5) When you transfer a balance from one credit card to another, a balance-transfer fee might be charged. It may be a flat fee (for example, three dollars) or it may be a percentage of the transfer (for example, three percent of the transferred amount).
6) If your payment is received after the due date on your bill, a late-payment fee can be charged.
7) If you make a purchase that takes your balance over your line of credit, a over-the-limit fee might be charged. Under new Federal Reserve Board regulations, you must authorize your credit card company to allow you to go over your limit or the company cannot charge you this fee. If you don't authorize your credit card company to permit you to exceed your credit limit, your transaction will most likely be rejected.
8) If you ask for and receive an increase in your line of credit, a credit-limit-increase fee maybe charged to your account.
Your credit card may also offer insurance or debt coverage, often with an associated fee. You should read your agreement carefully to make sure you understand the services offered and any fees.
Common services that may have fees include:
1) Insurance to cover your payments if you become disabled, if you die, become unemployed, or if you encounter other situations outlined in your insurance policy.
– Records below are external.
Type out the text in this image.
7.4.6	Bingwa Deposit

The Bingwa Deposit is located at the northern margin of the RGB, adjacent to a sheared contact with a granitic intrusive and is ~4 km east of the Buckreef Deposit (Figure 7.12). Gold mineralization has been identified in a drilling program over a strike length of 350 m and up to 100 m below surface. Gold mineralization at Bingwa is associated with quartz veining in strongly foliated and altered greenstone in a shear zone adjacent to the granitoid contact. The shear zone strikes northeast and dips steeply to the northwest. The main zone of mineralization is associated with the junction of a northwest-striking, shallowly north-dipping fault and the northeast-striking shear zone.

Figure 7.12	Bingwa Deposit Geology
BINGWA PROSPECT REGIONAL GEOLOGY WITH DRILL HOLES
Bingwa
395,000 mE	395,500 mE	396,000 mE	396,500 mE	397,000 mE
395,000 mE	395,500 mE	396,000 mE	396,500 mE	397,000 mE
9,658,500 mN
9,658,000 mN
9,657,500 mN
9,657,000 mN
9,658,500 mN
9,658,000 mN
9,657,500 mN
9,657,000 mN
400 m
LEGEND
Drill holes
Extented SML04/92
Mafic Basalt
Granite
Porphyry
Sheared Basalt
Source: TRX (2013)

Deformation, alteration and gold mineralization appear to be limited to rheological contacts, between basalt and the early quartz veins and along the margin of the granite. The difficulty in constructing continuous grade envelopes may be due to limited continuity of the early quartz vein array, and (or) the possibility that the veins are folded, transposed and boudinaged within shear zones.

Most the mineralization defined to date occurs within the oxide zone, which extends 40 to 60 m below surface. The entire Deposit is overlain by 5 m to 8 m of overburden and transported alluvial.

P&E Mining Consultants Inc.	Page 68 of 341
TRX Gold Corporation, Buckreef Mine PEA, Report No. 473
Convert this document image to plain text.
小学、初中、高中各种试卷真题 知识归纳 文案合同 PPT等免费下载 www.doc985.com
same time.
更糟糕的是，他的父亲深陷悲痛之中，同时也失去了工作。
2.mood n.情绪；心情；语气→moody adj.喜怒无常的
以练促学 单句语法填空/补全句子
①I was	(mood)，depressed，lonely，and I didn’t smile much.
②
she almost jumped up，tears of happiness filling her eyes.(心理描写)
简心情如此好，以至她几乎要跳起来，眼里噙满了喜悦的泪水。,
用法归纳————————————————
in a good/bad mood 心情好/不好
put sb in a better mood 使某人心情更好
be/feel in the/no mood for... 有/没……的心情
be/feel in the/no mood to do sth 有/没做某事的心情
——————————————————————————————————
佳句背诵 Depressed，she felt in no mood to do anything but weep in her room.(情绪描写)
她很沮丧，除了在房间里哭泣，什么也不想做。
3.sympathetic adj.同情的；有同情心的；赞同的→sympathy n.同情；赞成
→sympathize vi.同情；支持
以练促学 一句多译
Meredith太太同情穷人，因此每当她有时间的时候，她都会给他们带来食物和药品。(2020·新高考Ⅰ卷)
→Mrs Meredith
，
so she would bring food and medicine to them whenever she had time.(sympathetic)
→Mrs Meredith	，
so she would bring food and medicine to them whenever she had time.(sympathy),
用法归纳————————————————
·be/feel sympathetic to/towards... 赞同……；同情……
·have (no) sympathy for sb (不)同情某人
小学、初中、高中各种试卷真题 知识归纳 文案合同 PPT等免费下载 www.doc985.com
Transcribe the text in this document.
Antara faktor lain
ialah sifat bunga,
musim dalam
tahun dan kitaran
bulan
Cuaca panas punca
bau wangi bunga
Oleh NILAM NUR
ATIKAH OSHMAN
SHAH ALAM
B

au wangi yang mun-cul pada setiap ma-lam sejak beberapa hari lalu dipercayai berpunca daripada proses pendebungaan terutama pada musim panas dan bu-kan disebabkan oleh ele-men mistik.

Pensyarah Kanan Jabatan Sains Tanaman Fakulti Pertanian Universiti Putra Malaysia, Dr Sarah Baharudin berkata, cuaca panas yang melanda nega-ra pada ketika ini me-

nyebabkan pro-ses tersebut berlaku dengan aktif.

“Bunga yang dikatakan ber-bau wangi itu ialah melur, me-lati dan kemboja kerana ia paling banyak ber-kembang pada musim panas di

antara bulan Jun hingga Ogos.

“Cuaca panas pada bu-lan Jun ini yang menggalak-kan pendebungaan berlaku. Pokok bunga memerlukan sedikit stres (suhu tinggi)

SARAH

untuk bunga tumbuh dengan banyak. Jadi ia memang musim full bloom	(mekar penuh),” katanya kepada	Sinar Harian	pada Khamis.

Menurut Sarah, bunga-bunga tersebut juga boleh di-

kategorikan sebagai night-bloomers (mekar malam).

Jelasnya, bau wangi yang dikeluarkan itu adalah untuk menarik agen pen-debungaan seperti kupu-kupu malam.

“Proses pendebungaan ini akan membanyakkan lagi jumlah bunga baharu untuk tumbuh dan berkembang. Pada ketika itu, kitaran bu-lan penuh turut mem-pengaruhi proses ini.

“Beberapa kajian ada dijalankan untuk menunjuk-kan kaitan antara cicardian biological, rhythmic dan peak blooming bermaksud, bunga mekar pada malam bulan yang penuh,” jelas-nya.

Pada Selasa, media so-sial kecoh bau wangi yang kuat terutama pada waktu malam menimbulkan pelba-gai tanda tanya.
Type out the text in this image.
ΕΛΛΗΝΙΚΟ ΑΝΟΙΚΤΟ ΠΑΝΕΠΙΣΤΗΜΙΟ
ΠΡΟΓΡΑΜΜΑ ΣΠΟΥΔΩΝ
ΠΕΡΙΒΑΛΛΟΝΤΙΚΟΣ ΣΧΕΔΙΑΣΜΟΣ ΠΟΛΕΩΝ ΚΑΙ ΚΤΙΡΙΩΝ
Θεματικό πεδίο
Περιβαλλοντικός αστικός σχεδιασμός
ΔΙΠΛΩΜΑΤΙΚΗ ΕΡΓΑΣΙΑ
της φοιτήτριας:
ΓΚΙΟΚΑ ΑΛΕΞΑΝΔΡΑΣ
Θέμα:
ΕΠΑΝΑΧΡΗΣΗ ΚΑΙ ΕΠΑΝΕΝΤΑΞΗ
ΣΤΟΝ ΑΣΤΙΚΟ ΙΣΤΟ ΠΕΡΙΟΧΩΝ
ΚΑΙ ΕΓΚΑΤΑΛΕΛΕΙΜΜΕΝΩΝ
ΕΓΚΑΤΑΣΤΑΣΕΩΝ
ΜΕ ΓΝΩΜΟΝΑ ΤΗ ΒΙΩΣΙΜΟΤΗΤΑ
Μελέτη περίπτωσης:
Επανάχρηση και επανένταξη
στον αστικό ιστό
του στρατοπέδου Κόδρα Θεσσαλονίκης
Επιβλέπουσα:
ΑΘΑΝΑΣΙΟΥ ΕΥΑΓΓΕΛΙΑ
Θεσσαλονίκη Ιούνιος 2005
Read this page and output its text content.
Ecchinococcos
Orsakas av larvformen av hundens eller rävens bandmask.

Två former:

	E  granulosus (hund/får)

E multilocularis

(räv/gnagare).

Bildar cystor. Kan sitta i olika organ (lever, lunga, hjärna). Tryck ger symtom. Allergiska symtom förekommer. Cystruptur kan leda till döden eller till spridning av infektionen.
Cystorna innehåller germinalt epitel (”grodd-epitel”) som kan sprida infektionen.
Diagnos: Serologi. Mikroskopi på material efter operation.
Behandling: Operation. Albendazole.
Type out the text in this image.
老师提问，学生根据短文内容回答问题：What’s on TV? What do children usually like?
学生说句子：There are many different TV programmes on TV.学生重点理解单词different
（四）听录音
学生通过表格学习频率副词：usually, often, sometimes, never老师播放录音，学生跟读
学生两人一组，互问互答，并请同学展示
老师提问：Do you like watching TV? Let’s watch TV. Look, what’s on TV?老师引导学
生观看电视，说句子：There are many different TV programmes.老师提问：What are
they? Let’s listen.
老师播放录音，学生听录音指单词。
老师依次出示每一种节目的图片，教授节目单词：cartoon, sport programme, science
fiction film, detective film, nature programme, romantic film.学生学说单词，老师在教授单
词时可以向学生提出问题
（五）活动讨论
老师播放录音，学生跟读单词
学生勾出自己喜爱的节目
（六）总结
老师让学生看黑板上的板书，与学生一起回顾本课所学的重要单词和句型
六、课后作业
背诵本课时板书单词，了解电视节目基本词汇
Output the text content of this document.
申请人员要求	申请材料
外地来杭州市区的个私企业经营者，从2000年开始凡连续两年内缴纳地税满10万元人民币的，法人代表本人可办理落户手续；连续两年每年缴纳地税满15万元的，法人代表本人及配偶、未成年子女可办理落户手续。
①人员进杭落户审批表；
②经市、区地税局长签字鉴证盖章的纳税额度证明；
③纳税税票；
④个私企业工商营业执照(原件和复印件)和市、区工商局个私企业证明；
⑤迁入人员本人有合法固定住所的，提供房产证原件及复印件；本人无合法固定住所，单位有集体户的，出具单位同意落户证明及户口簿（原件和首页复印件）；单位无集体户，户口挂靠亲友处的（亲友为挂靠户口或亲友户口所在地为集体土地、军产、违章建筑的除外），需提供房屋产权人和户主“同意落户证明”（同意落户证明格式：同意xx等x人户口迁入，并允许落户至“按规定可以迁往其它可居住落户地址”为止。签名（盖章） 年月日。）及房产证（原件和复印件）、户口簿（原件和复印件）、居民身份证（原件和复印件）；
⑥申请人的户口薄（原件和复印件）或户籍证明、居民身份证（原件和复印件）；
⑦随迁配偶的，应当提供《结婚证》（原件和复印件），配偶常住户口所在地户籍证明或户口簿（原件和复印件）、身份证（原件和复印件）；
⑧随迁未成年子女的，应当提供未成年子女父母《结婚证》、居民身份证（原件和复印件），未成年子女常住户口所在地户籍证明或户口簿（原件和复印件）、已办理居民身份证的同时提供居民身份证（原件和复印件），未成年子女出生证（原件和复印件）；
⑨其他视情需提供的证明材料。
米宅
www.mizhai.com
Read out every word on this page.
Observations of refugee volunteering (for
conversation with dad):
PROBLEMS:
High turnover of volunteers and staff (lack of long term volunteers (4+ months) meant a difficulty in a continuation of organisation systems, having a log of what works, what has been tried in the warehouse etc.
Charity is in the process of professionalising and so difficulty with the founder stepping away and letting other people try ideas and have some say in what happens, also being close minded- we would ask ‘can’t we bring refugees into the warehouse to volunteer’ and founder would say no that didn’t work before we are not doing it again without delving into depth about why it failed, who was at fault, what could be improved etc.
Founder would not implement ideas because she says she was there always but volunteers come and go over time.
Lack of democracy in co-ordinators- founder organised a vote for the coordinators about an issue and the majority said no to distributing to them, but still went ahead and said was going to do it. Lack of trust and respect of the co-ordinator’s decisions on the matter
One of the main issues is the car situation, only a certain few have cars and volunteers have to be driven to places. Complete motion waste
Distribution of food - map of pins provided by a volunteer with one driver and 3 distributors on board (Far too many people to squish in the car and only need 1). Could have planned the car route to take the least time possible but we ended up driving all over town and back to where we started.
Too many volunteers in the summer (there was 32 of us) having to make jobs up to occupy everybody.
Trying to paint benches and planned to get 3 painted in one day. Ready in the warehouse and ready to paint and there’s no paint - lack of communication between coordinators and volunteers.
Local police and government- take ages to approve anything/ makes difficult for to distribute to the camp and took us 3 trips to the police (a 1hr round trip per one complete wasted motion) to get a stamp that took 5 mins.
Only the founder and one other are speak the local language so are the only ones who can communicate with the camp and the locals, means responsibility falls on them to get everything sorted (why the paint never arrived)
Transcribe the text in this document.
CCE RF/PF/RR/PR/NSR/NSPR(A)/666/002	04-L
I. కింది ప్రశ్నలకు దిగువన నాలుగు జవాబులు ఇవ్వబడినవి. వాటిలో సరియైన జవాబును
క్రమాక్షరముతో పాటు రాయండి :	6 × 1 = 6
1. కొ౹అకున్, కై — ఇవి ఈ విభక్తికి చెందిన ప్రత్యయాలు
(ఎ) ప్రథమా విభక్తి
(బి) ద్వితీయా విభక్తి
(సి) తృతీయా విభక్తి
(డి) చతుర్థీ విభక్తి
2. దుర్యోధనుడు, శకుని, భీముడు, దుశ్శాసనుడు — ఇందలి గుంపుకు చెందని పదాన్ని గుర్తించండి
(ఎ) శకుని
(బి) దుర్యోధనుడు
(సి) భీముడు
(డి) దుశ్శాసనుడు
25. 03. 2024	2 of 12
2) Debt suspension coverage that puts your payments on "hold." You will still need to pay back the debt after your situation ends.
3) Debt cancellation coverage that cancels your debt, so you won't have to pay back any of your debt when your situation ends.
Card issuers may offer combinations of variable and fixed rates. For example, a variable rate Annual Percentage Rate that becomes a fixed rate APR after your introductory period ends. Read your credit card agreement carefully to understand if or when your APR may change.
Before applying for a new credit card please be aware of the Federal Reserve's New Rules For Credit Card Companies that took effect to protect consumers on February 22 and August 22, 2010.